Thinking Like a Mountain

$495.00

Thinking Like a Mountain by Robert Bateman

Description

“Thinking Like a Mountain” – 9″ x 30″, Renaissance Edition Giclee Canvas, 180 Edition, $495.00 U.S. suggested retail

“As I write this, I am gazing out the studio window, looking at the view in the late afternoon light. I am listening to J.S. Bach’s Goldberg Variations transcribed from the original piano for chamber orchestra. I am thinking about how lucky I am…lucky to have Birgit and the other people around me…to have my daughter Sarah, her husband Rob, and our two granddaughters living over the hill about 10 minutes away. I am also very lucky to be living in a very charming natural setting. The mountain in my view is called Mount Maxwell, not very high (just under 2,000 feet) as mountains go.

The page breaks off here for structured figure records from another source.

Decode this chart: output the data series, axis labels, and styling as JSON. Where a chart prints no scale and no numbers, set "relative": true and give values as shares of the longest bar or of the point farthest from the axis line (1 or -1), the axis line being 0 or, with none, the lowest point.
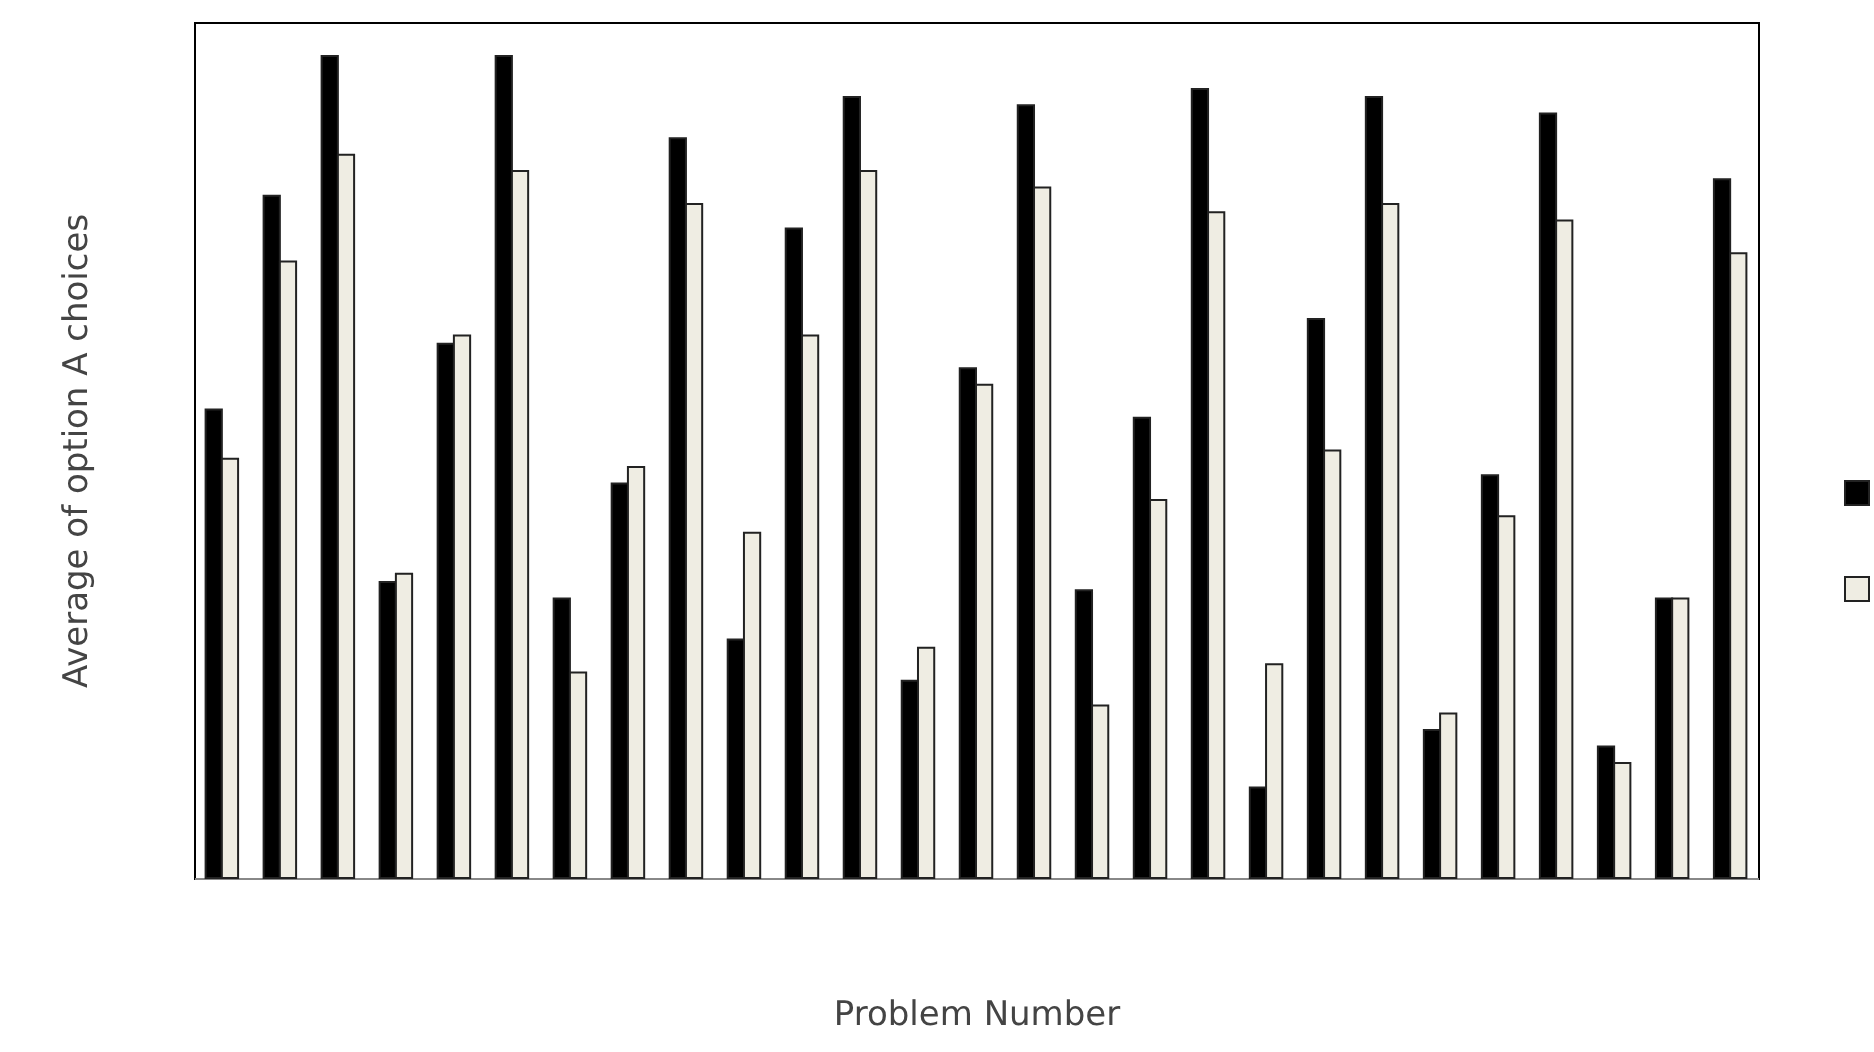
{
  "chart_data": {
    "type": "bar",
    "relative": true,
    "xlabel": "Problem Number",
    "ylabel": "Average of option A choices",
    "categories": [
      null,
      null,
      null,
      null,
      null,
      null,
      null,
      null,
      null,
      null,
      null,
      null,
      null,
      null,
      null,
      null,
      null,
      null,
      null,
      null,
      null,
      null,
      null,
      null,
      null,
      null,
      null
    ],
    "series": [
      {
        "color": "#000000",
        "values": [
          0.57,
          0.83,
          1,
          0.36,
          0.65,
          1,
          0.34,
          0.48,
          0.9,
          0.29,
          0.79,
          0.95,
          0.24,
          0.62,
          0.94,
          0.35,
          0.56,
          0.96,
          0.11,
          0.68,
          0.95,
          0.18,
          0.49,
          0.93,
          0.16,
          0.34,
          0.85
        ]
      },
      {
        "color": "#efede3",
        "values": [
          0.51,
          0.75,
          0.88,
          0.37,
          0.66,
          0.86,
          0.25,
          0.5,
          0.82,
          0.42,
          0.66,
          0.86,
          0.28,
          0.6,
          0.84,
          0.21,
          0.46,
          0.81,
          0.26,
          0.52,
          0.82,
          0.2,
          0.44,
          0.8,
          0.14,
          0.34,
          0.76
        ]
      }
    ]
  }
}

However, because of its steepness, it does have certain topographic distinction. It is the subject of this painting, which was originally done for the jacket of my latest book, Thinking Like a Mountain.

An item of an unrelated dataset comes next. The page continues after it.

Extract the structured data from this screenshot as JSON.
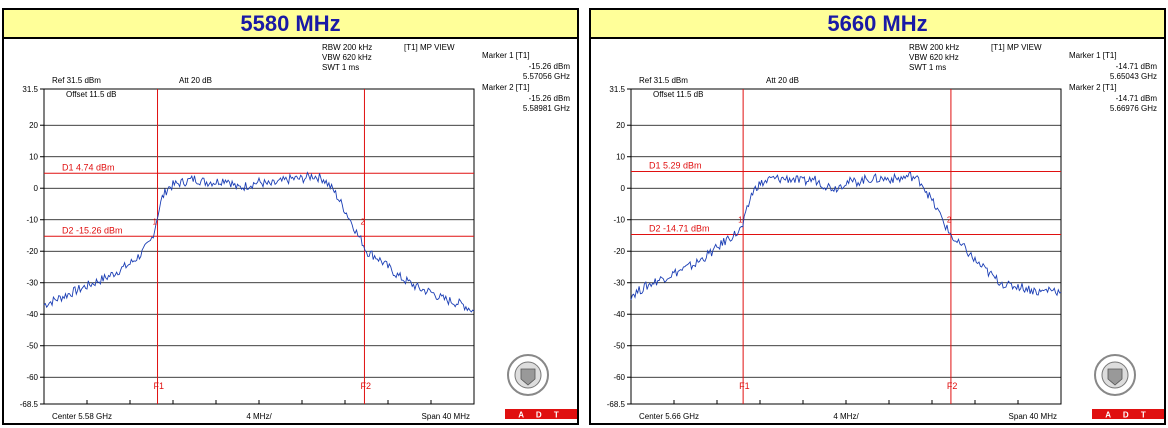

The title is based on some words of Aldo Leopold, the early 20th century’s Henry David Thoreau. He said that we should be thinking like a mountain with a sense of permanence and a long view. I see the mountain as a metaphor for our place in history at the beginning of the 21st century. We are at a peak of human power, wealth and information. We can see all the periods of history, all cultures and all corners of this planet. Yet our view seems to have the perspective of the insides of our wallets. From our metaphoric mountaintop, we need to look behind at our wonderful natural and human heritage, and cherish and protect the abundant values to be found there. We need to look out to the sides and see other parts of the world that need our help, but that can also give us good ideas to go forward. The North American culture is not the only philosophy worth following. Then we need to look ahead, not just years, but generations, to be certain that our actions of today will make the world a better and richer and more varied place for our grandchildren and their grandchildren.”